Mire usted por dónde en eso nos parecemos un urbanita un poco izquierdoso como yo y el líder de un partido de derechas: la lluvia es muy mala, cosa con la que estarán en absoluto desacuerdo los huertanos y campesinos que viven de ella, porque las miajas del Trasvase son cada vez menores. Fíjense que me denomino urbanita, es decir, persona que vive en la ciudad con las ventajas e inconvenientes que eso conlleva. Tales inconvenientes aparecen cuando caen dos gotas cerca de la Catedral; porque cuando son más hay que echarse a temblar.

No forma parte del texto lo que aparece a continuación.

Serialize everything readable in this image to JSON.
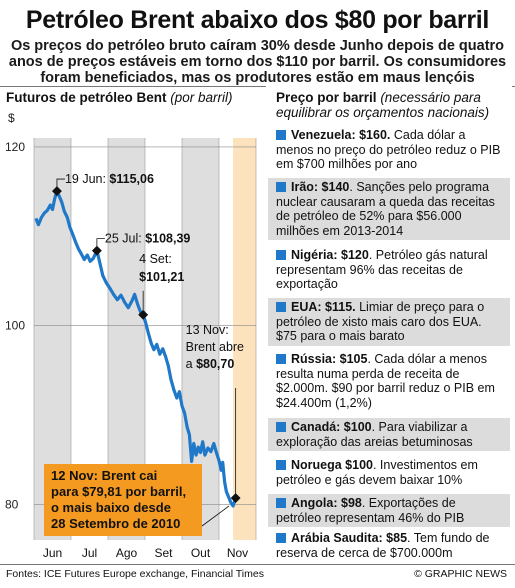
{
  "title": "Petróleo Brent abaixo dos $80 por barril",
  "subtitle": "Os preços do petróleo bruto caíram 30% desde Junho depois de quatro anos de preços estáveis em torno dos $110 por barril. Os consumidores foram beneficiados, mas os produtores estão em maus lençóis",
  "chart_head": {
    "label": "Futuros de petróleo Bent",
    "note": "(por barril)"
  },
  "panel_head": {
    "label": "Preço por barril",
    "note": "(necessário para equilibrar os orçamentos nacionais)"
  },
  "entries": [
    {
      "country": "Venezuela: $160.",
      "text": "Cada dólar a menos no preço do petróleo reduz o PIB em $700 milhões por ano",
      "shade": false
    },
    {
      "country": "Irão: $140",
      "text": ". Sanções pelo programa nuclear causaram a queda das receitas de petróleo de 52% para $56.000 milhões em 2013-2014",
      "shade": true
    },
    {
      "country": "Nigéria: $120",
      "text": ". Petróleo gás natural representam 96% das receitas de exportação",
      "shade": false
    },
    {
      "country": "EUA: $115.",
      "text": "Limiar de preço para o petróleo de xisto mais caro dos EUA. $75 para o mais barato",
      "shade": true
    },
    {
      "country": "Rússia: $105",
      "text": ". Cada dólar a menos resulta numa perda de receita de $2.000m. $90 por barril reduz o PIB em $24.400m (1,2%)",
      "shade": false
    },
    {
      "country": "Canadá: $100",
      "text": ". Para viabilizar a exploração das areias betuminosas",
      "shade": true
    },
    {
      "country": "Noruega $100",
      "text": ". Investimentos em petróleo e gás devem baixar 10%",
      "shade": false
    },
    {
      "country": "Angola: $98",
      "text": ". Exportações de petróleo representam 46% do PIB",
      "shade": true
    },
    {
      "country": "Arábia Saudita: $85",
      "text": ". Tem fundo de reserva de cerca de $700.000m",
      "shade": false
    }
  ],
  "footer": "Fontes: ICE Futures Europe exchange, Financial Times",
  "credit": "© GRAPHIC NEWS",
  "colors": {
    "line": "#1f78c8",
    "accent": "#1f78c8",
    "band": "#dedede",
    "callout": "#f59a20",
    "highlight": "#fde3bd"
  },
  "chart_data": {
    "type": "line",
    "title": "Futuros de petróleo Bent",
    "ylabel": "$",
    "ylim": [
      76,
      121
    ],
    "yticks": [
      80,
      100,
      120
    ],
    "xlim": [
      0,
      6
    ],
    "months": [
      "Jun",
      "Jul",
      "Ago",
      "Set",
      "Out",
      "Nov"
    ],
    "series": [
      {
        "values": [
          [
            0.05,
            112.0
          ],
          [
            0.12,
            111.3
          ],
          [
            0.2,
            112.1
          ],
          [
            0.28,
            112.6
          ],
          [
            0.36,
            112.9
          ],
          [
            0.44,
            113.5
          ],
          [
            0.5,
            113.0
          ],
          [
            0.56,
            114.2
          ],
          [
            0.62,
            115.06
          ],
          [
            0.68,
            114.5
          ],
          [
            0.75,
            113.8
          ],
          [
            0.82,
            112.8
          ],
          [
            0.9,
            112.1
          ],
          [
            0.97,
            111.0
          ],
          [
            1.05,
            110.2
          ],
          [
            1.12,
            109.4
          ],
          [
            1.2,
            108.6
          ],
          [
            1.28,
            108.0
          ],
          [
            1.36,
            107.4
          ],
          [
            1.44,
            107.9
          ],
          [
            1.52,
            107.2
          ],
          [
            1.6,
            107.5
          ],
          [
            1.7,
            108.39
          ],
          [
            1.78,
            107.0
          ],
          [
            1.86,
            105.6
          ],
          [
            1.95,
            104.8
          ],
          [
            2.05,
            104.2
          ],
          [
            2.15,
            103.5
          ],
          [
            2.25,
            102.9
          ],
          [
            2.35,
            103.4
          ],
          [
            2.45,
            102.6
          ],
          [
            2.55,
            102.0
          ],
          [
            2.65,
            102.8
          ],
          [
            2.72,
            103.5
          ],
          [
            2.8,
            102.4
          ],
          [
            2.88,
            101.5
          ],
          [
            2.95,
            101.21
          ],
          [
            3.02,
            100.3
          ],
          [
            3.1,
            99.0
          ],
          [
            3.17,
            98.0
          ],
          [
            3.24,
            97.3
          ],
          [
            3.32,
            97.9
          ],
          [
            3.4,
            96.8
          ],
          [
            3.48,
            97.4
          ],
          [
            3.56,
            96.5
          ],
          [
            3.63,
            95.5
          ],
          [
            3.7,
            94.0
          ],
          [
            3.78,
            92.8
          ],
          [
            3.86,
            91.9
          ],
          [
            3.93,
            92.6
          ],
          [
            4.0,
            91.0
          ],
          [
            4.07,
            90.2
          ],
          [
            4.14,
            88.6
          ],
          [
            4.2,
            87.8
          ],
          [
            4.26,
            84.8
          ],
          [
            4.32,
            86.8
          ],
          [
            4.38,
            85.5
          ],
          [
            4.44,
            86.4
          ],
          [
            4.5,
            85.8
          ],
          [
            4.56,
            87.0
          ],
          [
            4.62,
            85.5
          ],
          [
            4.7,
            86.3
          ],
          [
            4.78,
            85.9
          ],
          [
            4.86,
            86.8
          ],
          [
            4.93,
            85.8
          ],
          [
            5.0,
            84.9
          ],
          [
            5.06,
            83.8
          ],
          [
            5.1,
            84.7
          ],
          [
            5.15,
            82.5
          ],
          [
            5.2,
            81.4
          ],
          [
            5.25,
            80.9
          ],
          [
            5.32,
            80.2
          ],
          [
            5.38,
            79.81
          ],
          [
            5.45,
            80.7
          ]
        ]
      }
    ],
    "annotations": [
      {
        "label": "19 Jun: ",
        "value": "$115,06",
        "x": 0.62,
        "y": 115.06
      },
      {
        "label": "25 Jul: ",
        "value": "$108,39",
        "x": 1.7,
        "y": 108.39
      },
      {
        "label": "4 Set:",
        "value": "$101,21",
        "x": 2.95,
        "y": 101.21
      },
      {
        "label": "13 Nov: Brent abre a ",
        "value": "$80,70",
        "x": 5.45,
        "y": 80.7
      }
    ],
    "callout": {
      "lines": [
        "12 Nov: Brent cai",
        "para $79,81 por barril,",
        "o mais baixo desde",
        "28 Setembro de 2010"
      ],
      "x": 5.38,
      "y": 79.81
    }
  }
}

Cuento lo que me pasó uno de esos últimos días de lluvia y juzguen ustedes mismos. Por azarosa coincidencia tenía que ir a Madrid en fecha en la que se anunciaban fuertes aguaceros. Después de ver mapas y pronósticos comprobé que sí, que iba a llover, pero que en el trayecto ferroviario hasta la capital no había dificultades. Tenía billete para el primer Altaria sensato de la mañana, el de las nueve y pico. Poco después de las ocho salía de casa, armado de gabán, sombrero y paraguas y anduve los cincuenta metros que me separan de la parada de taxi de Cetina. Ya me lo imaginaba: ni medio vehículo rematado con luz verde me esperaba. Llamé a la centralita, en la que, como usuario regular me conocen, y saltó el siguiente mensaje: 'Todos nuestros operadores están ocupados. Llame dentro de unos minutos'. Ya me lo imaginaba, decía, porque cuando en Murcia caen dos gotas nos quedamos sin taxis. Estos son los que son, pasan mucho tiempo parados, hay que reconocerlo, pero debería haber alguien que inventara algo así como reforzar la plantilla cuando fuera necesario. Digo yo, que no entiendo de esto. Sigo.

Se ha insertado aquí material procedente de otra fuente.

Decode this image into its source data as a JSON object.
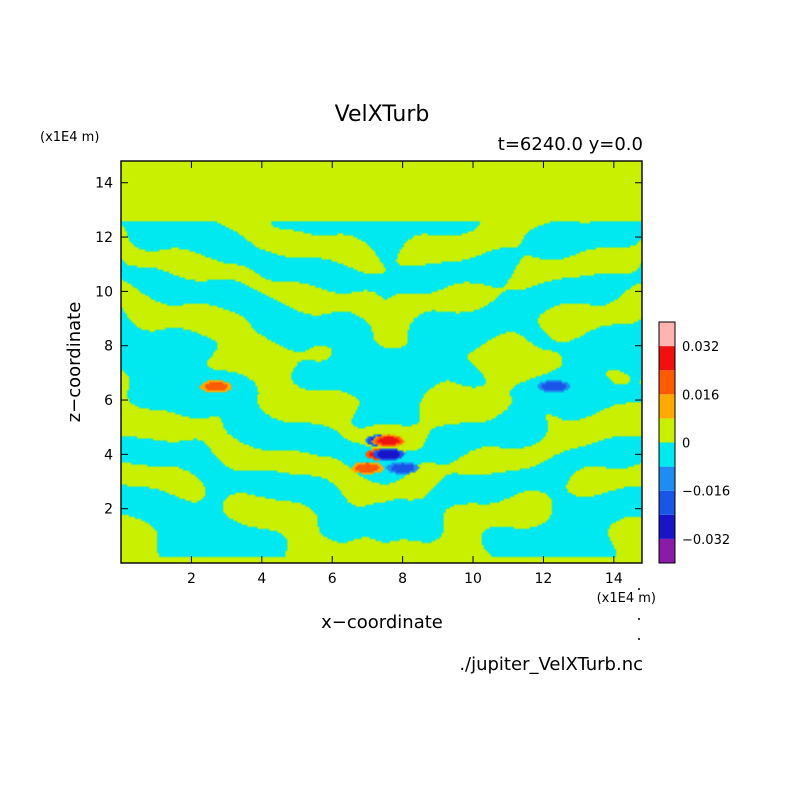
{
  "chart_data": {
    "type": "heatmap",
    "title": "VelXTurb",
    "subtitle": "t=6240.0 y=0.0",
    "xlabel": "x−coordinate",
    "ylabel": "z−coordinate",
    "x_unit_label": "(x1E4 m)",
    "y_unit_label": "(x1E4 m)",
    "source_label": "./jupiter_VelXTurb.nc",
    "xlim": [
      0,
      14.8
    ],
    "ylim": [
      0,
      14.8
    ],
    "x_ticks": [
      2,
      4,
      6,
      8,
      10,
      12,
      14
    ],
    "y_ticks": [
      2,
      4,
      6,
      8,
      10,
      12,
      14
    ],
    "colorbar": {
      "levels": [
        -0.04,
        -0.032,
        -0.024,
        -0.016,
        -0.008,
        0,
        0.008,
        0.016,
        0.024,
        0.032,
        0.04
      ],
      "colors": [
        "#8a1aa8",
        "#1a14c8",
        "#1a55e8",
        "#1e8cf0",
        "#00e8f0",
        "#c8f000",
        "#ffaa00",
        "#ff5a00",
        "#f01010",
        "#ffb4b4"
      ],
      "tick_labels": [
        "-0.032",
        "-0.016",
        "0",
        "0.016",
        "0.032"
      ],
      "tick_values": [
        -0.032,
        -0.016,
        0,
        0.016,
        0.032
      ]
    },
    "field": {
      "background_value": 0.004,
      "turbulent_region_z": [
        0.2,
        12.6
      ],
      "blobs": [
        {
          "x": 2.7,
          "z": 6.5,
          "value": 0.02
        },
        {
          "x": 12.3,
          "z": 6.5,
          "value": -0.02
        },
        {
          "x": 7.0,
          "z": 3.5,
          "value": 0.02
        },
        {
          "x": 8.0,
          "z": 3.5,
          "value": -0.02
        },
        {
          "x": 7.4,
          "z": 4.0,
          "value": 0.03
        },
        {
          "x": 7.6,
          "z": 4.0,
          "value": -0.03
        },
        {
          "x": 7.4,
          "z": 4.5,
          "value": -0.028
        },
        {
          "x": 7.6,
          "z": 4.5,
          "value": 0.026
        }
      ]
    }
  }
}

De Cetina a la estación del Carmen tardo normalmente unos veintipocos minutos andando. Cuando el tiempo y el peso del equipaje lo permite, suelo ir paseando tan ricamente. Sin embargo, esa media hora del otro día bajo una lluvia por momentos fuerte, con calles poco o nada preparadas para chaparrones, que te hacen meter la pata, nunca mejor dicho, una acera sí y otra también, me caló hasta los huesos, a pesar del gabán, sombrero y paraguas. Cuando en Murcia llueve, llueve de verdad. Llegué a la vetusta estación, con tres taxis libres en su parada, y reparé en que los bajos de mi pantalón estaban calados. ¡Qué barbaridad! Esperé el común retraso del Altaria secándome como pude y pensando que estas cosas me pasan por viajar. Si me quedara en mi casa, como decía mi madre, no me sucedería nada de esto.

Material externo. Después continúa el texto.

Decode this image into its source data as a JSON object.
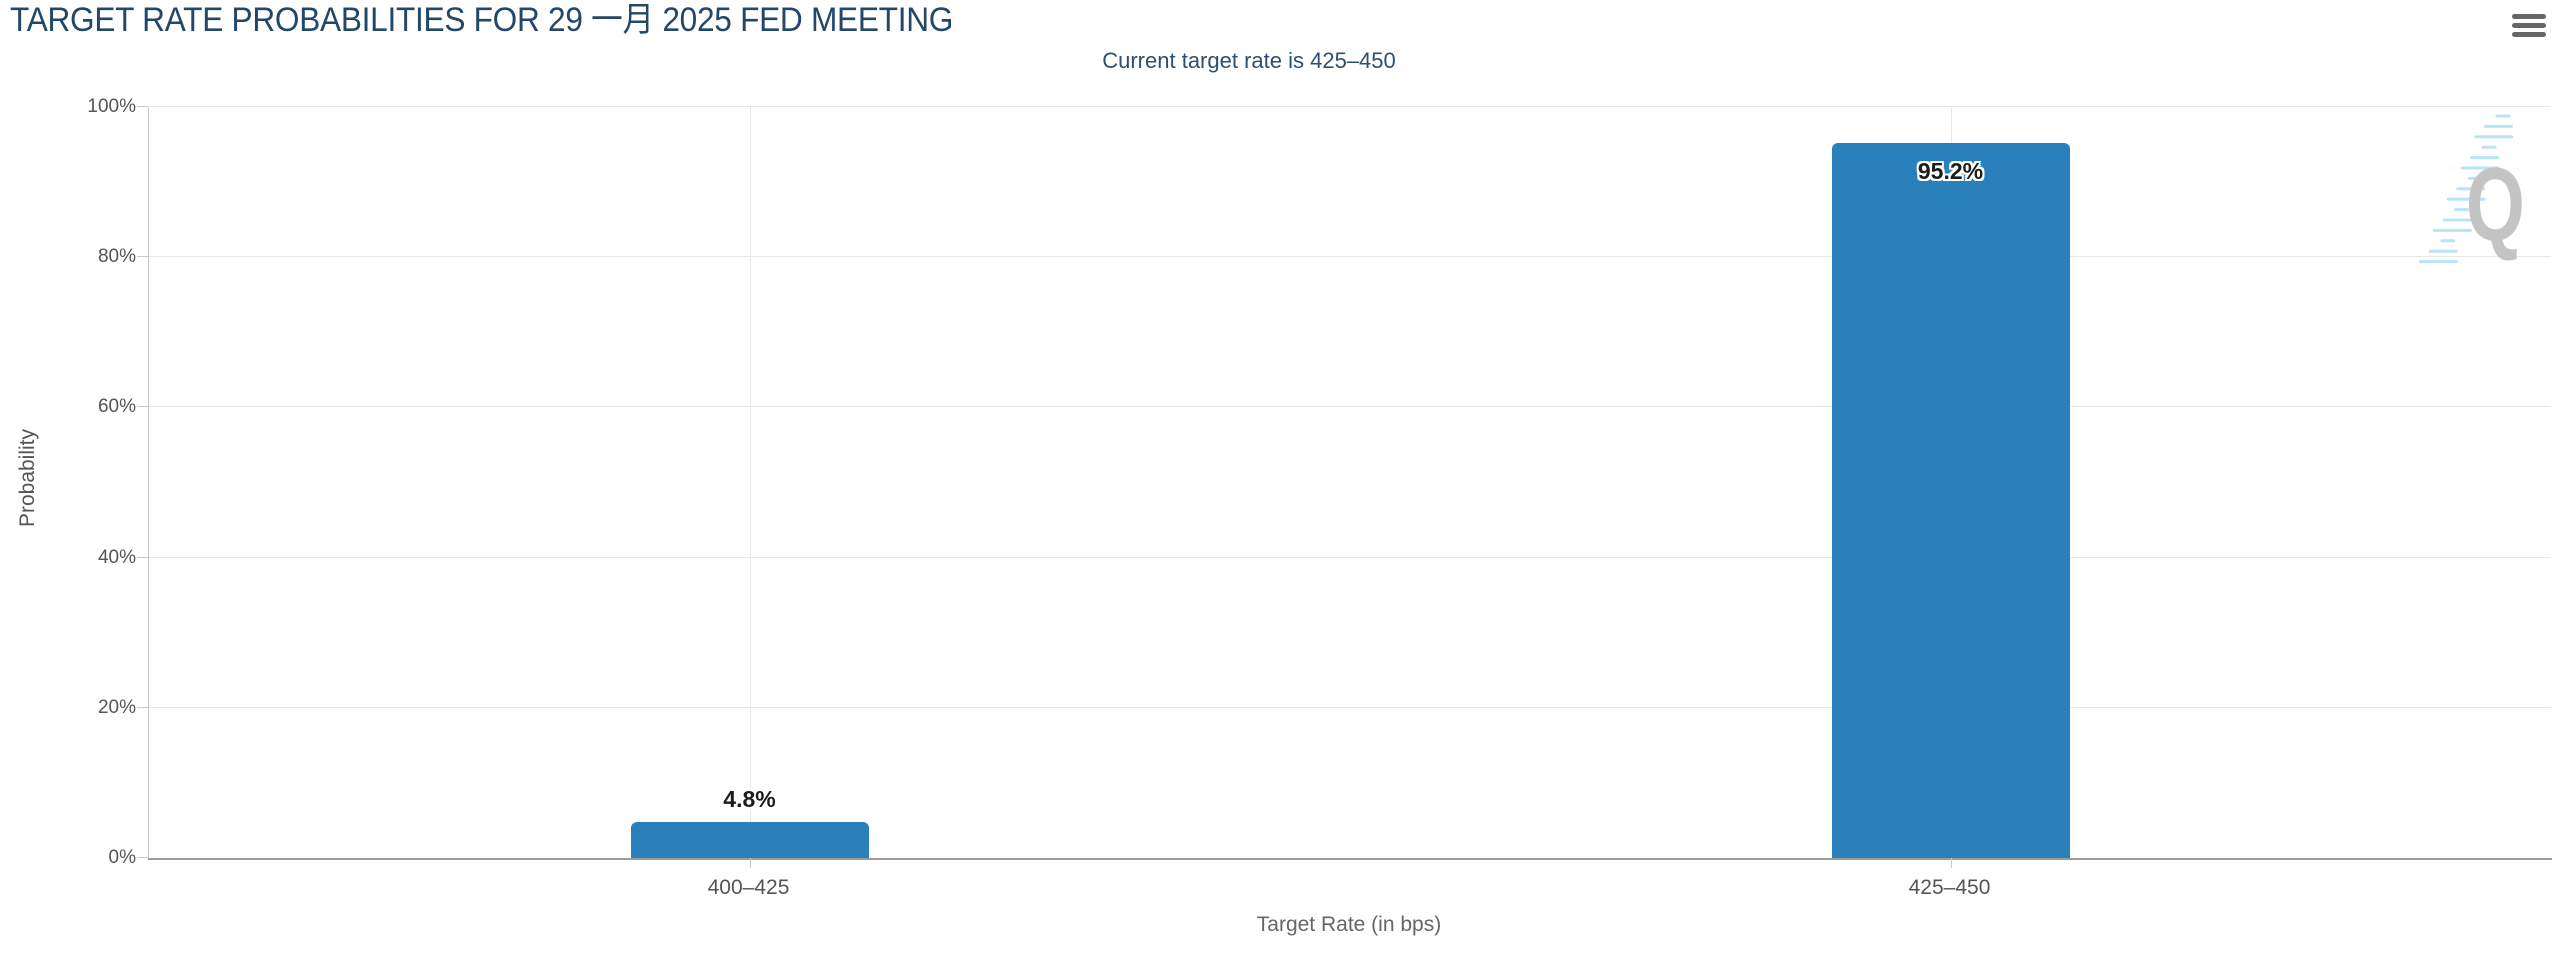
{
  "header": {
    "export_menu_icon": "hamburger-icon"
  },
  "chart_data": {
    "type": "bar",
    "title": "TARGET RATE PROBABILITIES FOR 29 一月 2025 FED MEETING",
    "subtitle": "Current target rate is 425–450",
    "categories": [
      "400–425",
      "425–450"
    ],
    "values": [
      4.8,
      95.2
    ],
    "data_labels": [
      "4.8%",
      "95.2%"
    ],
    "xlabel": "Target Rate (in bps)",
    "ylabel": "Probability",
    "ylim": [
      0,
      100
    ],
    "yticks": [
      "0%",
      "20%",
      "40%",
      "60%",
      "80%",
      "100%"
    ],
    "grid": true,
    "legend_position": "none",
    "colors": {
      "bar": "#2a80ba",
      "title": "#234768",
      "subtitle": "#2d4f71",
      "axis_labels": "#555555",
      "gridline": "#e7e7e7",
      "axis_line": "#9b9b9b",
      "watermark_gray": "#c4c4c4",
      "watermark_blue": "#b9e4f3"
    },
    "watermark_letter": "Q"
  }
}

Escribí esto en mi asiento de clase turista, añorando cuando a los profesores de universidad nos pagaban los billetes en preferente, chocando los codos con los de un señor que también manejaba su portátil. Pensé que, gracias a la calefacción, llegaría seco a Madrid. Cuando me subí ya había parado de llover. El episodio soportado fue para fastidiar a los que trabajan, a los que llevan los críos al colegio, a los que viajan. Porque, poco después, las calles aparecerán limpias, con sus losas sueltas o rotas, pero limpias, los paraguas se habrán cerrado, las paradas de taxis estarán llenas de luces verdes, los bajos de mis pantalones secos, en suma, la vida habrá recobrado su pulso natural. Solo la perturbó la llegada de un chaparrón de esos que ves cómo el agua chisporrotea en el suelo, produciendo divertidos pequeños reventones de burbujas. Divertidos si los ves tras el cristal de una mullida cafetería, o desde la ventana de tu casa con su sostenible calefacción. Porque si tienes que salir a la calle, ir al médico, marchar de viaje manejando equipaje y paraguas a la vez, el agua que chisporrotea en el suelo no parece tan divertida.